How can I codify (IaaS) a Custom Role with Terraform?
This is pretty simple and requires you to define a couple items including, most importantly, deciding what permissions are required for what you are trying to accomplish.
resource "google_organization_iam_custom_role" "buzz-associates" {
role_id = "BuzzRole"
org_id = data.google_project.org.org_id
title = "Buzz’s Associates"
permissions = [
"compute.instances.getGuestAttributes",
"compute.instances.list",
"compute.projects.get",
"iam.serviceAccounts.actAs",
"resourcemanager.projects.list",
...
]
}
How do I configure a principal to utilize a Custom Role?
Assuming that a Service Account will be the configured principal, first you will want one of those.

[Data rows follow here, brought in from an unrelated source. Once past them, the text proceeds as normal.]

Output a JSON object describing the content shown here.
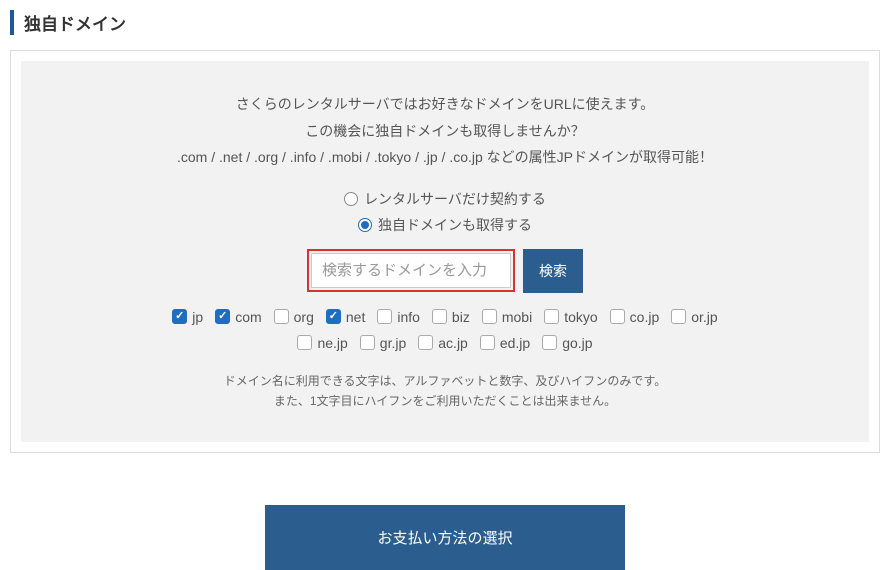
{
  "section": {
    "title": "独自ドメイン"
  },
  "desc": {
    "line1": "さくらのレンタルサーバではお好きなドメインをURLに使えます。",
    "line2": "この機会に独自ドメインも取得しませんか？",
    "line3": ".com / .net / .org / .info / .mobi / .tokyo / .jp / .co.jp などの属性JPドメインが取得可能！"
  },
  "options": {
    "opt1": {
      "label": "レンタルサーバだけ契約する",
      "selected": false
    },
    "opt2": {
      "label": "独自ドメインも取得する",
      "selected": true
    }
  },
  "search": {
    "placeholder": "検索するドメインを入力",
    "button_label": "検索"
  },
  "tlds": [
    {
      "name": "jp",
      "checked": true
    },
    {
      "name": "com",
      "checked": true
    },
    {
      "name": "org",
      "checked": false
    },
    {
      "name": "net",
      "checked": true
    },
    {
      "name": "info",
      "checked": false
    },
    {
      "name": "biz",
      "checked": false
    },
    {
      "name": "mobi",
      "checked": false
    },
    {
      "name": "tokyo",
      "checked": false
    },
    {
      "name": "co.jp",
      "checked": false
    },
    {
      "name": "or.jp",
      "checked": false
    },
    {
      "name": "ne.jp",
      "checked": false
    },
    {
      "name": "gr.jp",
      "checked": false
    },
    {
      "name": "ac.jp",
      "checked": false
    },
    {
      "name": "ed.jp",
      "checked": false
    },
    {
      "name": "go.jp",
      "checked": false
    }
  ],
  "notes": {
    "line1": "ドメイン名に利用できる文字は、アルファベットと数字、及びハイフンのみです。",
    "line2": "また、1文字目にハイフンをご利用いただくことは出来ません。"
  },
  "submit": {
    "label": "お支払い方法の選択"
  }
}
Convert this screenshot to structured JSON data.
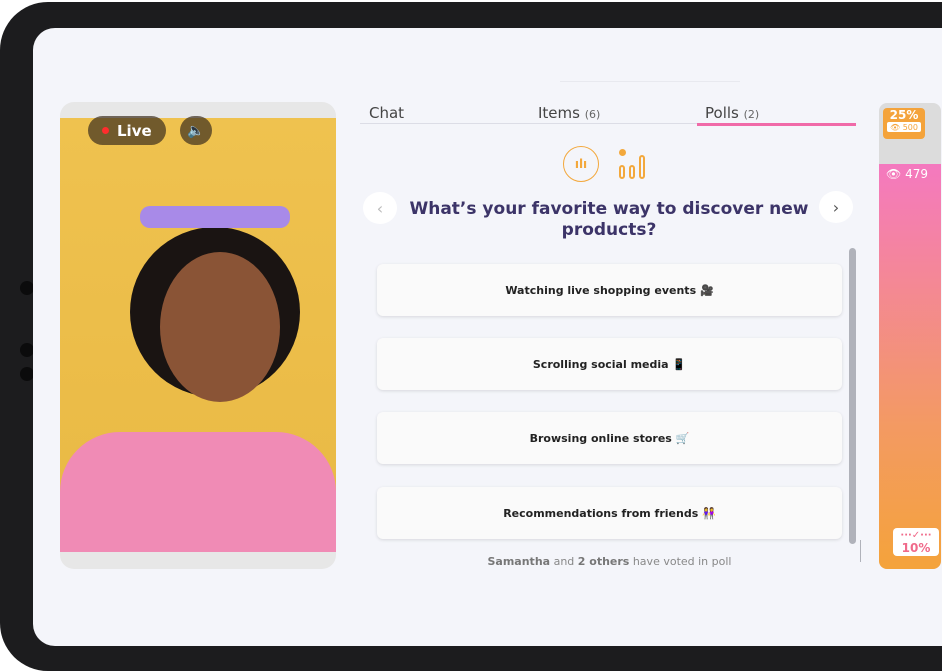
{
  "video": {
    "live_label": "Live",
    "sound_icon": "speaker-icon"
  },
  "tabs": [
    {
      "label": "Chat",
      "count": ""
    },
    {
      "label": "Items",
      "count": "(6)"
    },
    {
      "label": "Polls",
      "count": "(2)"
    }
  ],
  "poll": {
    "question": "What’s your favorite way to discover new products?",
    "options": [
      {
        "label": "Watching live shopping events",
        "emoji": "🎥"
      },
      {
        "label": "Scrolling social media",
        "emoji": "📱"
      },
      {
        "label": "Browsing online stores",
        "emoji": "🛒"
      },
      {
        "label": "Recommendations from friends",
        "emoji": "👭"
      }
    ],
    "voters": {
      "name": "Samantha",
      "middle": " and ",
      "others": "2 others",
      "suffix": " have voted in poll"
    }
  },
  "meter": {
    "top_percent": "25%",
    "top_viewers": "500",
    "current_viewers": "479",
    "bottom_percent": "10%",
    "accent_pink": "#f479bf",
    "accent_orange": "#f4a33b"
  }
}
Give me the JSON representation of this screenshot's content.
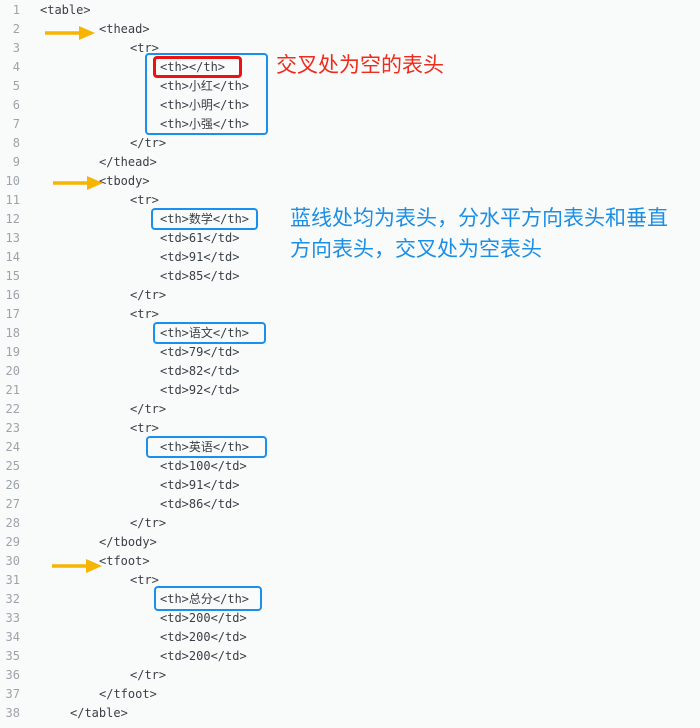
{
  "lines": [
    {
      "n": "1",
      "text": "<table>"
    },
    {
      "n": "2",
      "text": "<thead>"
    },
    {
      "n": "3",
      "text": "<tr>"
    },
    {
      "n": "4",
      "text": "<th></th>"
    },
    {
      "n": "5",
      "text": "<th>小红</th>"
    },
    {
      "n": "6",
      "text": "<th>小明</th>"
    },
    {
      "n": "7",
      "text": "<th>小强</th>"
    },
    {
      "n": "8",
      "text": "</tr>"
    },
    {
      "n": "9",
      "text": "</thead>"
    },
    {
      "n": "10",
      "text": "<tbody>"
    },
    {
      "n": "11",
      "text": "<tr>"
    },
    {
      "n": "12",
      "text": "<th>数学</th>"
    },
    {
      "n": "13",
      "text": "<td>61</td>"
    },
    {
      "n": "14",
      "text": "<td>91</td>"
    },
    {
      "n": "15",
      "text": "<td>85</td>"
    },
    {
      "n": "16",
      "text": "</tr>"
    },
    {
      "n": "17",
      "text": "<tr>"
    },
    {
      "n": "18",
      "text": "<th>语文</th>"
    },
    {
      "n": "19",
      "text": "<td>79</td>"
    },
    {
      "n": "20",
      "text": "<td>82</td>"
    },
    {
      "n": "21",
      "text": "<td>92</td>"
    },
    {
      "n": "22",
      "text": "</tr>"
    },
    {
      "n": "23",
      "text": "<tr>"
    },
    {
      "n": "24",
      "text": "<th>英语</th>"
    },
    {
      "n": "25",
      "text": "<td>100</td>"
    },
    {
      "n": "26",
      "text": "<td>91</td>"
    },
    {
      "n": "27",
      "text": "<td>86</td>"
    },
    {
      "n": "28",
      "text": "</tr>"
    },
    {
      "n": "29",
      "text": "</tbody>"
    },
    {
      "n": "30",
      "text": "<tfoot>"
    },
    {
      "n": "31",
      "text": "<tr>"
    },
    {
      "n": "32",
      "text": "<th>总分</th>"
    },
    {
      "n": "33",
      "text": "<td>200</td>"
    },
    {
      "n": "34",
      "text": "<td>200</td>"
    },
    {
      "n": "35",
      "text": "<td>200</td>"
    },
    {
      "n": "36",
      "text": "</tr>"
    },
    {
      "n": "37",
      "text": "</tfoot>"
    },
    {
      "n": "38",
      "text": "</table>"
    }
  ],
  "annotations": {
    "red_note": "交叉处为空的表头",
    "blue_note": "蓝线处均为表头，分水平方向表头和垂直方向表头，交叉处为空表头"
  },
  "colors": {
    "arrow": "#f7b400",
    "highlight_blue": "#1a90ee",
    "highlight_red": "#ee1111"
  }
}
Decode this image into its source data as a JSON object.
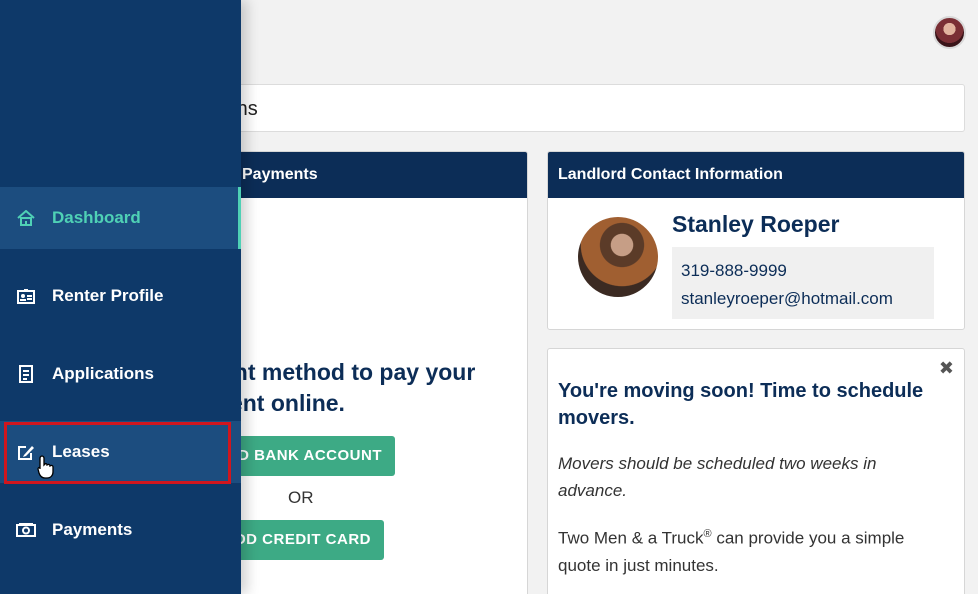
{
  "header": {
    "title_fragment": "ions"
  },
  "payments": {
    "header_label": "Payments",
    "message_line1": "ent method to pay your",
    "message_line2": "rent online.",
    "bank_button": "D BANK ACCOUNT",
    "or_label": "OR",
    "card_button": "DD CREDIT CARD"
  },
  "landlord": {
    "header_label": "Landlord Contact Information",
    "name": "Stanley Roeper",
    "phone": "319-888-9999",
    "email": "stanleyroeper@hotmail.com"
  },
  "movers": {
    "close_label": "✖",
    "title": "You're moving soon! Time to schedule movers.",
    "italic_note": "Movers should be scheduled two weeks in advance.",
    "body_prefix": "Two Men & a Truck",
    "body_sup": "®",
    "body_suffix": " can provide you a simple quote in just minutes."
  },
  "sidebar": {
    "items": [
      {
        "label": "Dashboard",
        "icon": "home-icon",
        "state": "active"
      },
      {
        "label": "Renter Profile",
        "icon": "id-card-icon",
        "state": "normal"
      },
      {
        "label": "Applications",
        "icon": "document-icon",
        "state": "normal"
      },
      {
        "label": "Leases",
        "icon": "edit-icon",
        "state": "hovered"
      },
      {
        "label": "Payments",
        "icon": "money-icon",
        "state": "normal"
      }
    ]
  },
  "colors": {
    "sidebar_bg": "#0e3969",
    "header_bg": "#0c2d57",
    "accent_teal": "#4fd1b5",
    "button_green": "#3daa85",
    "highlight_red": "#d0161e"
  }
}
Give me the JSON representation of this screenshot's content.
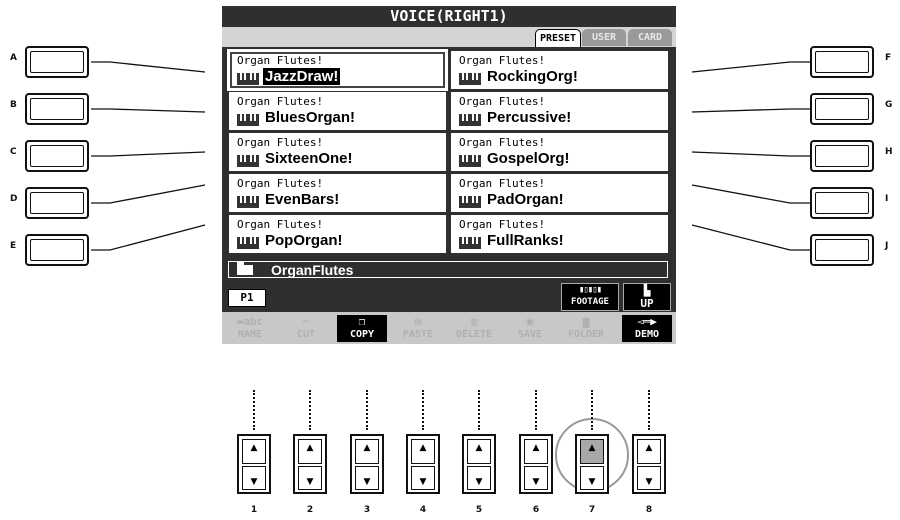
{
  "screen": {
    "title": "VOICE(RIGHT1)",
    "tabs": [
      "PRESET",
      "USER",
      "CARD"
    ],
    "active_tab": "PRESET",
    "voices": [
      {
        "category": "Organ Flutes!",
        "name": "JazzDraw!",
        "selected": true
      },
      {
        "category": "Organ Flutes!",
        "name": "BluesOrgan!"
      },
      {
        "category": "Organ Flutes!",
        "name": "SixteenOne!"
      },
      {
        "category": "Organ Flutes!",
        "name": "EvenBars!"
      },
      {
        "category": "Organ Flutes!",
        "name": "PopOrgan!"
      },
      {
        "category": "Organ Flutes!",
        "name": "RockingOrg!"
      },
      {
        "category": "Organ Flutes!",
        "name": "Percussive!"
      },
      {
        "category": "Organ Flutes!",
        "name": "GospelOrg!"
      },
      {
        "category": "Organ Flutes!",
        "name": "PadOrgan!"
      },
      {
        "category": "Organ Flutes!",
        "name": "FullRanks!"
      }
    ],
    "folder": "OrganFlutes",
    "page": "P1",
    "footage_label": "FOOTAGE",
    "up_label": "UP",
    "function_buttons": [
      {
        "label": "NAME",
        "icon": "abc-icon",
        "enabled": false
      },
      {
        "label": "CUT",
        "icon": "scissors-icon",
        "enabled": false
      },
      {
        "label": "COPY",
        "icon": "copy-icon",
        "enabled": true
      },
      {
        "label": "PASTE",
        "icon": "paste-icon",
        "enabled": false
      },
      {
        "label": "DELETE",
        "icon": "trash-icon",
        "enabled": false
      },
      {
        "label": "SAVE",
        "icon": "floppy-icon",
        "enabled": false
      },
      {
        "label": "FOLDER",
        "icon": "folder-icon",
        "enabled": false
      },
      {
        "label": "DEMO",
        "icon": "trumpet-icon",
        "enabled": true
      }
    ]
  },
  "side_buttons": {
    "left": [
      "A",
      "B",
      "C",
      "D",
      "E"
    ],
    "right": [
      "F",
      "G",
      "H",
      "I",
      "J"
    ]
  },
  "soft_buttons": [
    "1",
    "2",
    "3",
    "4",
    "5",
    "6",
    "7",
    "8"
  ],
  "highlighted_soft_button": "7"
}
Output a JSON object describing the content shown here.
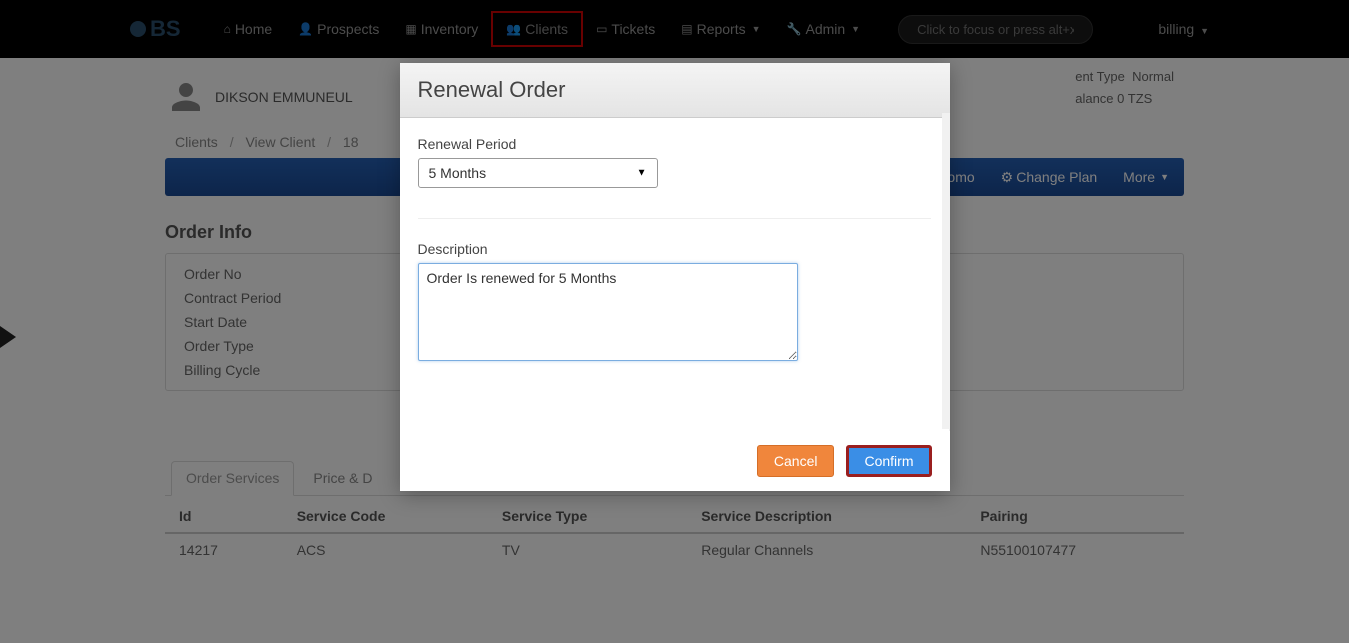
{
  "navbar": {
    "logo": "BS",
    "items": [
      {
        "label": "Home"
      },
      {
        "label": "Prospects"
      },
      {
        "label": "Inventory"
      },
      {
        "label": "Clients"
      },
      {
        "label": "Tickets"
      },
      {
        "label": "Reports"
      },
      {
        "label": "Admin"
      }
    ],
    "search_placeholder": "Click to focus or press alt+x",
    "right_label": "billing"
  },
  "client": {
    "name": "DIKSON EMMUNEUL",
    "type_label": "ent Type",
    "type_value": "Normal",
    "balance_label": "alance",
    "balance_value": "0 TZS"
  },
  "breadcrumb": {
    "a": "Clients",
    "b": "View Client",
    "c": "18"
  },
  "actions": {
    "promo": "Promo",
    "change_plan": "Change Plan",
    "more": "More"
  },
  "order": {
    "title": "Order Info",
    "rows": [
      "Order No",
      "Contract Period",
      "Start Date",
      "Order Type",
      "Billing Cycle"
    ]
  },
  "sub_tabs": {
    "a": "Order Services",
    "b": "Price & D"
  },
  "table": {
    "headers": [
      "Id",
      "Service Code",
      "Service Type",
      "Service Description",
      "Pairing"
    ],
    "row": [
      "14217",
      "ACS",
      "TV",
      "Regular Channels",
      "N55100107477"
    ]
  },
  "modal": {
    "title": "Renewal Order",
    "period_label": "Renewal Period",
    "period_value": "5 Months",
    "desc_label": "Description",
    "desc_value": "Order Is renewed for 5 Months",
    "cancel": "Cancel",
    "confirm": "Confirm"
  }
}
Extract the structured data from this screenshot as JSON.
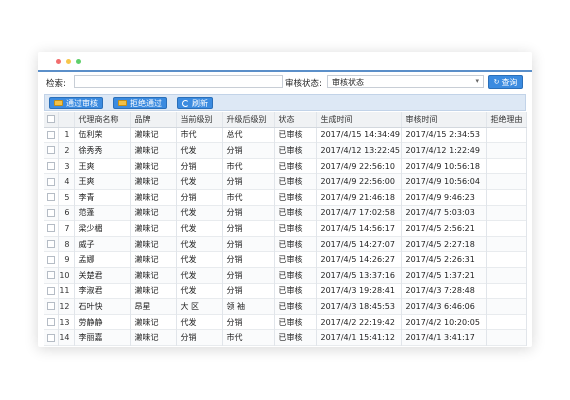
{
  "search": {
    "label": "检索:",
    "value": "",
    "placeholder": ""
  },
  "status_filter": {
    "label": "审核状态:",
    "selected": "审核状态",
    "query_label": "查询"
  },
  "toolbar": {
    "approve_label": "通过审核",
    "reject_label": "拒绝通过",
    "refresh_label": "刷新"
  },
  "table": {
    "headers": [
      "代理商名称",
      "品牌",
      "当前级别",
      "升级后级别",
      "状态",
      "生成时间",
      "审核时间",
      "拒绝理由"
    ],
    "rows": [
      {
        "no": "1",
        "name": "伍利荣",
        "brand": "濑味记",
        "cur": "市代",
        "up": "总代",
        "status": "已审核",
        "created": "2017/4/15 14:34:49",
        "reviewed": "2017/4/15 2:34:53",
        "reason": ""
      },
      {
        "no": "2",
        "name": "徐秀秀",
        "brand": "濑味记",
        "cur": "代发",
        "up": "分销",
        "status": "已审核",
        "created": "2017/4/12 13:22:45",
        "reviewed": "2017/4/12 1:22:49",
        "reason": ""
      },
      {
        "no": "3",
        "name": "王爽",
        "brand": "濑味记",
        "cur": "分销",
        "up": "市代",
        "status": "已审核",
        "created": "2017/4/9 22:56:10",
        "reviewed": "2017/4/9 10:56:18",
        "reason": ""
      },
      {
        "no": "4",
        "name": "王爽",
        "brand": "濑味记",
        "cur": "代发",
        "up": "分销",
        "status": "已审核",
        "created": "2017/4/9 22:56:00",
        "reviewed": "2017/4/9 10:56:04",
        "reason": ""
      },
      {
        "no": "5",
        "name": "李青",
        "brand": "濑味记",
        "cur": "分销",
        "up": "市代",
        "status": "已审核",
        "created": "2017/4/9 21:46:18",
        "reviewed": "2017/4/9 9:46:23",
        "reason": ""
      },
      {
        "no": "6",
        "name": "范蓬",
        "brand": "濑味记",
        "cur": "代发",
        "up": "分销",
        "status": "已审核",
        "created": "2017/4/7 17:02:58",
        "reviewed": "2017/4/7 5:03:03",
        "reason": ""
      },
      {
        "no": "7",
        "name": "梁少楣",
        "brand": "濑味记",
        "cur": "代发",
        "up": "分销",
        "status": "已审核",
        "created": "2017/4/5 14:56:17",
        "reviewed": "2017/4/5 2:56:21",
        "reason": ""
      },
      {
        "no": "8",
        "name": "威子",
        "brand": "濑味记",
        "cur": "代发",
        "up": "分销",
        "status": "已审核",
        "created": "2017/4/5 14:27:07",
        "reviewed": "2017/4/5 2:27:18",
        "reason": ""
      },
      {
        "no": "9",
        "name": "孟娜",
        "brand": "濑味记",
        "cur": "代发",
        "up": "分销",
        "status": "已审核",
        "created": "2017/4/5 14:26:27",
        "reviewed": "2017/4/5 2:26:31",
        "reason": ""
      },
      {
        "no": "10",
        "name": "关楚君",
        "brand": "濑味记",
        "cur": "代发",
        "up": "分销",
        "status": "已审核",
        "created": "2017/4/5 13:37:16",
        "reviewed": "2017/4/5 1:37:21",
        "reason": ""
      },
      {
        "no": "11",
        "name": "李淑君",
        "brand": "濑味记",
        "cur": "代发",
        "up": "分销",
        "status": "已审核",
        "created": "2017/4/3 19:28:41",
        "reviewed": "2017/4/3 7:28:48",
        "reason": ""
      },
      {
        "no": "12",
        "name": "石叶快",
        "brand": "昂星",
        "cur": "大 区",
        "up": "领 袖",
        "status": "已审核",
        "created": "2017/4/3 18:45:53",
        "reviewed": "2017/4/3 6:46:06",
        "reason": ""
      },
      {
        "no": "13",
        "name": "劳静静",
        "brand": "濑味记",
        "cur": "代发",
        "up": "分销",
        "status": "已审核",
        "created": "2017/4/2 22:19:42",
        "reviewed": "2017/4/2 10:20:05",
        "reason": ""
      },
      {
        "no": "14",
        "name": "李丽嘉",
        "brand": "濑味记",
        "cur": "分销",
        "up": "市代",
        "status": "已审核",
        "created": "2017/4/1 15:41:12",
        "reviewed": "2017/4/1 3:41:17",
        "reason": ""
      }
    ]
  },
  "colors": {
    "accent": "#3b8be0",
    "toolbar_bg": "#dde8f5",
    "window_dot_red": "#f26d6d",
    "window_dot_yellow": "#f7c64b",
    "window_dot_green": "#5fcf6b"
  }
}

resource "google_service_account" "buzz-associates" {
account_id = "buzz-associates-sa"
project = "buzz-force-1234"
display_name = "buzz-associates-service-account"
}
Then assign this principal:
binding {
members = [
"serviceAccount:${google_service_account.buzz-associates.email}",
]
role = google_organization_iam_custom_role.buzz-associates.id
}
How do I configure a service to utilize the principal-associated Custom Role?
This is the last step in the process. This is highly dependent on what type of service you are running so there isn’t a single example that will make complete sense for your particular application- Cloud Functions, Cloud Run, a service on a VM, etc.
A simple Cloud Run service may look something like:
resource "google_cloud_run_service" "service" {
...
template {
spec {
service_account_name = google_service_account.buzz-associates.email
...
}
}
Full Example
A more complete example combining all of the pieces together may look something like:
terraform {
backend "gcs" {
bucket = "<state-bucket>"
}
}
provider "google" {
project = "buzz-org-root.com"
region = "us-west2"
}
resource "google_organization_iam_custom_role" "buzz-associates" {
role_id = "BuzzRole"
org_id = data.google_project.org.org_id
title = "Buzz’s Associates"
permissions = [
"compute.instances.getGuestAttributes",
"compute.instances.list",
"compute.projects.get",
"iam.serviceAccounts.actAs",
"resourcemanager.projects.list",
...
]
}
resource "google_service_account" "buzz-associates" {
account_id = "buzz-associates-sa"
project = "buzz-force-1234"
display_name = "buzz-associates-service-account"
}
binding {
members = [
"serviceAccount:${google_service_account.buzz-associates.email}",
]
role = google_organization_iam_custom_role.buzz-associates.id
}
resource "google_cloud_run_service" "service" {
name = "example"
location = "us-west2"
project = "buzz-org-root.com"
template {
spec {
service_account_name = google_service_account.buzz-associates.email
containers {
image = "gcr.io/cloudrun/hello"
}
}
}
}
Conclusion
Utilizing Custom Roles to define policy across projects and organizations can be incredibly powerful and more importantly, useful! This is true, whether you are Buzz Lightyear running Buzz’s Associates or simply looking to run a security or auditing service across various projects.
Configuring a Custom Role through Configuration Management (e.g. Terraform) is actually fairly reasonable once you have all of the pieces well understood. Public Cloud Providers could make this a lot easier through better documentation and examples.